Bud told him, “I just feel sorry for the people that had money in this. Jesus.” Sooner or later he would have to confess to them about the lack of insurance, of which they had been kept in ignorance. It had seemed useful to experiment by telling Walt, who was not involved.
Walt said, “I sure wouldn’t relish the job of telling them.”
“That piece of money was the only thing Rev had, you know,” said Bud, who was getting a kind of comfort from putting the worst face on it. “He don’t have a real home, you know. He’s got a furnished room up near the railroad yard in Hamburg. He’s been on his own since a kid. His old man drank himself to death, and his mom passed away from T.B. Rev was raised in the orphan asylum.”
“Say,” said Walt, “you mean your cousin Reverton? Guy I know from the plant was asking about him yesterday. Said he wanted to give him five dollars.”
Bud shrugged. Five bucks was hardly the answer at this point.
“Speak of the devil,” said Walt, nodding in indication of something beyond Bud’s shoulder.
Bud turned and saw Reverton, who was dressed as always in a navy-blue serge suit, white shirt, and hat, tie, and shoes in black.
Reverton’s expression was habitually somewhat sour, owing to the bony nose and the lines coming down from it to the sides of the mouth, but he was known to have strong emotions that did not always appear on his countenance.
“I was eating my Sunday flapjacks at the Railway Cafe,” he said, “when an engineer come in who heard about this.”
Bud felt even worse when he saw Reverton. He said, “I don’t know how it started, but it was too far gone before they put any water on it.”
Walt greeted Reverton, whom he didn’t know well, and then he went to join the other firemen, who were raking the debris for still-glowing embers and, when they found some, soaked them down. Of the store only a jagged wall-and-a-half and a
brick chimney remained standing. Luckily there had been little wind the night before, and the building was situated between two vacant lots at the edge of the business district, having originally been constructed, just before the war, for a dairy, which grew out of the space in twenty years.
Reverton scowled at his cousin. “Them insurance are all crooked,” said he. “They won’t wanna pay a penny, mark my words. They’ll want to prove you burned it down yourself.”
Bud did not have the heart to straighten him out at this point. He said, “I figure it must of been some old wiring.”
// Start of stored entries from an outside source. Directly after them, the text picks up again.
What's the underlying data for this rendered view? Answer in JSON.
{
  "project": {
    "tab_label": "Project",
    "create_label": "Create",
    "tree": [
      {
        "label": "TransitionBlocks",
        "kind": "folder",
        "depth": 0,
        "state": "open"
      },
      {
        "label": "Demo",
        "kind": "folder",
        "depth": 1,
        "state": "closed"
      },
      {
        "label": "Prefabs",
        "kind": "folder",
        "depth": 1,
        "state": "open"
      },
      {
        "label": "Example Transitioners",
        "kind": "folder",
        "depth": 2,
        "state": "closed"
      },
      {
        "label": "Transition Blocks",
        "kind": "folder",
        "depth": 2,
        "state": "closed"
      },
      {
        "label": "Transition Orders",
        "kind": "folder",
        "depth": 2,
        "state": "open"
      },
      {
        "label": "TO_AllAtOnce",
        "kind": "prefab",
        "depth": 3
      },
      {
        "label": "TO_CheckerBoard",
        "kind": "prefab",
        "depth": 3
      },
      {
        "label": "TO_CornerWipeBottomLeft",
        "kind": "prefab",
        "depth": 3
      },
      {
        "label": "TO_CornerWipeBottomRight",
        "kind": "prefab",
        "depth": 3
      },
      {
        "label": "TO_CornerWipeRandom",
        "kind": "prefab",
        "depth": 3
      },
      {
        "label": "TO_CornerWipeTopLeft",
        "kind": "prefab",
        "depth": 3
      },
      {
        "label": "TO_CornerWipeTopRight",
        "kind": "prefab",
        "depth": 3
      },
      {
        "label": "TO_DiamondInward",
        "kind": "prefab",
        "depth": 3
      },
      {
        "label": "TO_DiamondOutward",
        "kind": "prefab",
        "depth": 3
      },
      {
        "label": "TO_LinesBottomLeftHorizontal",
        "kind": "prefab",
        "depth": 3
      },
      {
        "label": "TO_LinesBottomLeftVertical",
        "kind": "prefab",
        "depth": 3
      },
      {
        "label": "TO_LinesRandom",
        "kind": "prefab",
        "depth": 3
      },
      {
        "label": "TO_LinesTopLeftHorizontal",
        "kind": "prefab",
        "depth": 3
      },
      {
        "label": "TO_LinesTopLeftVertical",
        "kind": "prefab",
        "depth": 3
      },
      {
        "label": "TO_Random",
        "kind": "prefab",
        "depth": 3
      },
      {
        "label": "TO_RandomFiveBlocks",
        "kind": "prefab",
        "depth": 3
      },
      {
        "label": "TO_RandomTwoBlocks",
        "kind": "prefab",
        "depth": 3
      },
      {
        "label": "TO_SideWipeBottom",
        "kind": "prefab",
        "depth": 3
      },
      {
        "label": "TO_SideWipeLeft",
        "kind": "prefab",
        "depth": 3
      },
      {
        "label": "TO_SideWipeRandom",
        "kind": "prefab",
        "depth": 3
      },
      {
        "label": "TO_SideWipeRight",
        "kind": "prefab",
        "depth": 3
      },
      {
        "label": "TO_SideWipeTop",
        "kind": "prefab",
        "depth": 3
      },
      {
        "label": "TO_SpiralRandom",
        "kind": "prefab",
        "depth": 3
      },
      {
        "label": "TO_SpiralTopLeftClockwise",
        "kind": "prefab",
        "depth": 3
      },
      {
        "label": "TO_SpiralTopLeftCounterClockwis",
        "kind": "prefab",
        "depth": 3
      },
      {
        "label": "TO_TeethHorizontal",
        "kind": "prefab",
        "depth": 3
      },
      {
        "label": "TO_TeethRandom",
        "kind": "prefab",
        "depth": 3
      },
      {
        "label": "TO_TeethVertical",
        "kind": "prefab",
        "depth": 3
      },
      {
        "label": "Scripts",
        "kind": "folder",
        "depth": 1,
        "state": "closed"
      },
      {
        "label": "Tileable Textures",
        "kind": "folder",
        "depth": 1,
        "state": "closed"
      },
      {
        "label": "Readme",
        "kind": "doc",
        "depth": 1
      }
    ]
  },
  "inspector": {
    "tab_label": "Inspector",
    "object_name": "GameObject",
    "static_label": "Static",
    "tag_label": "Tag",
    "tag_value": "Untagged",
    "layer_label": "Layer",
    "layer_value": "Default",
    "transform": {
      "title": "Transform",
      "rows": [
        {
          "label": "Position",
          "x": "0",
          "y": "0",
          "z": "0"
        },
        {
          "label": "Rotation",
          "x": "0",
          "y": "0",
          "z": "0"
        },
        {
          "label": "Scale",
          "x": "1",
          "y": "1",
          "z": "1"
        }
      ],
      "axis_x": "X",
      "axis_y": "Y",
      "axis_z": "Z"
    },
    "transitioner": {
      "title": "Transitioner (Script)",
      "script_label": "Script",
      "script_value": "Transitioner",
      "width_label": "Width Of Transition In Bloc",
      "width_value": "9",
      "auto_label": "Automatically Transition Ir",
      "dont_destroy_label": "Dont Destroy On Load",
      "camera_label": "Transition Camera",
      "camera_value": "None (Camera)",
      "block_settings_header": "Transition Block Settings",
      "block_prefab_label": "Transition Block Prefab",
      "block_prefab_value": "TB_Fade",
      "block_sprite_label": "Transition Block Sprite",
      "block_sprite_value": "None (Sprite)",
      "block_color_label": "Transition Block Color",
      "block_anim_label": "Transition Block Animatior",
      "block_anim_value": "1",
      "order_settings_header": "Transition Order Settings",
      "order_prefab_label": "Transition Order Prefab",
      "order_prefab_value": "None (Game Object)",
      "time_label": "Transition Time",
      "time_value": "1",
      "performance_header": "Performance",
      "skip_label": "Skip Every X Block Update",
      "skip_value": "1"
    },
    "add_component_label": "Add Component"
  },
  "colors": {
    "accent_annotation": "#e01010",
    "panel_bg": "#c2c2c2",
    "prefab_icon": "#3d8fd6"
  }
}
Reverton was still occupied with anticipatory bitterness. “Them insurance oughta be put outa business, if you ask me. What good are they if they won’t pay off on a honest claim?” He had always believed he should have got more in damages when he had been hit by that bus, and regretted having been persuaded by the insurance company’s lawyer to settle out of court. Bud knew, but would never have rubbed his nose in it, that Reverton had been at a great disadvantage in acting as his own lawyer, owing to his distrust of attorneys. Nor had his broken leg been set as well as it might have been. After receiving emergency treatment at a hospital, he had insisted on going to his own doctor for the rest of it, and the latter was not a real physician but rather an osteopath. It seemed to Bud that Reverton had a gift for blaming the wrong people for his difficulties, but of course he would never mention that theory to his cousin, of whom he was genuinely fond. He could remember him as a boy in the orphan asylum, with his hair cut an inch above the ears. Bud’s parents could not afford to raise Rev along with their six other children, but on holidays they would go by streetcar to fetch him for the occasion and give him a meal and a treat to put in his pocket, an orange or something, before taking him back. He was exactly Bud’s age and had been a dark, wiry kid with skinny legs below his knickers.
Bud lightly kicked the brass junction linking two lengths of dirty canvas firehose that stretched near him. “Those boys did everything they could,” said he. “I know that.” He turned. “Wellsir, no reason to stay around here anymore. Want to go on up home, Reverton? You’re staying for Sunday dinner, I hope.”